Denim was also on the mind of Niki Taylor, who was not only in town to walk the runway, but to shop for her store, Abbie and Jesse’s, which opened four months ago in Nashville, Tenn. “Denim is big there, so we have every kind of denim, from True Religion to 575 and Joe’s,” she said.

Lauren Berdell, women’s buyer for the Ab Fits boutiques in the Union Square and North Beach districts of San Francisco, also can’t get enough of denim, but her consumers’ demands are specific. “I’m honestly here to find denim,” she said “Straight-leg, skinny and clean styles are popular for us. We’re really overembellished.”

Many retailers are, indeed, ready for a change. Although, with the popularity of gauchos, full skirts and tunics, the bohemian trend appears set to continue next year — with a cleaned-up look.

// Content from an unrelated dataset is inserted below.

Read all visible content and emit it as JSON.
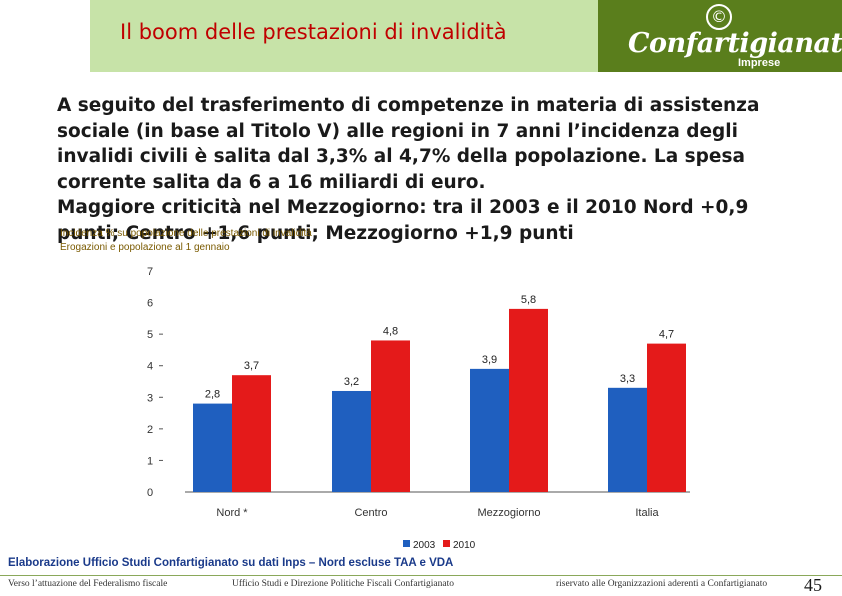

“I think we all want it to go out,” said Elizabeth Dye, co-owner of The English Dept. in Portland, Ore., who was shopping for dresses and “statement-y” tops that can be worn with jeans or basic bottoms. Cacharel and Vena Cava were two new lines the contemporary boutique bought.

To be sure, bohemian style is evolving. The long-tiered skirt has been updated in new fabrics such as eyelet and replaced by the palazzo pant.

Chris Myers said 60 percent of the orders in his eponymous showroom were for gauchos and palazzo pants.

And crochet has replaced ornate embellishment.

“It’s all about crochet for the updated missy customer,” said Douglas Plamondon, U.S. sales manager for Mac & Jac, whose top-selling item was a crochet cardigan.

In the missy category, novelty was a selling point. “It gives the customer a reason to buy,” said Loretta Kendrick, regional sales manager for Montreal’s FDJ French Dressing. She said retail buyers liked gauchos with cargo pockets, jeans with cuffed hems, cotton camisoles trimmed in lace and shorts. In her five-year history with the company, she said she has never sold a short until now. And orders for Bermuda shorts have been “crazy,” she added.

The buzz-factor was high at Designers & Agents, held at the Cooper and New Mart buildings. Gwen Stefani’s new casual line, Harajuku Lovers, sold out of its watercolor T-shirts decorated with an anime character on the back.

“We already carry the L.A.M.B. line,” Ab Fits Berdell said. “So we’re considering carrying this one, too.”

Hot Trends:

  • Nautical touches, from sailor buttons on jeans to blue and white seersucker dresses.
  • Floral prints galore, from ditsy flowers on a cotton blouse to an oversized bloom on a jersey tube dress.
  • Vintage lace details and embroidery on blouses, antique high necks, flutter sleeves and old-fashioned kimono styles.
  • Soft, dusty colors like sage and mauve, classic Seventies sweet styles, long tube and halter dresses, button-front blouses, lean soft trouser jeans, layering of skirts and dresses.
  • Bright tropical prints in green, aqua and orange on swimwear, polo shirts and canvas bags.
  • Bermudas to slouchy paper bag waist shorts, worn hem rolled and low-slung in washed linen to faded denim.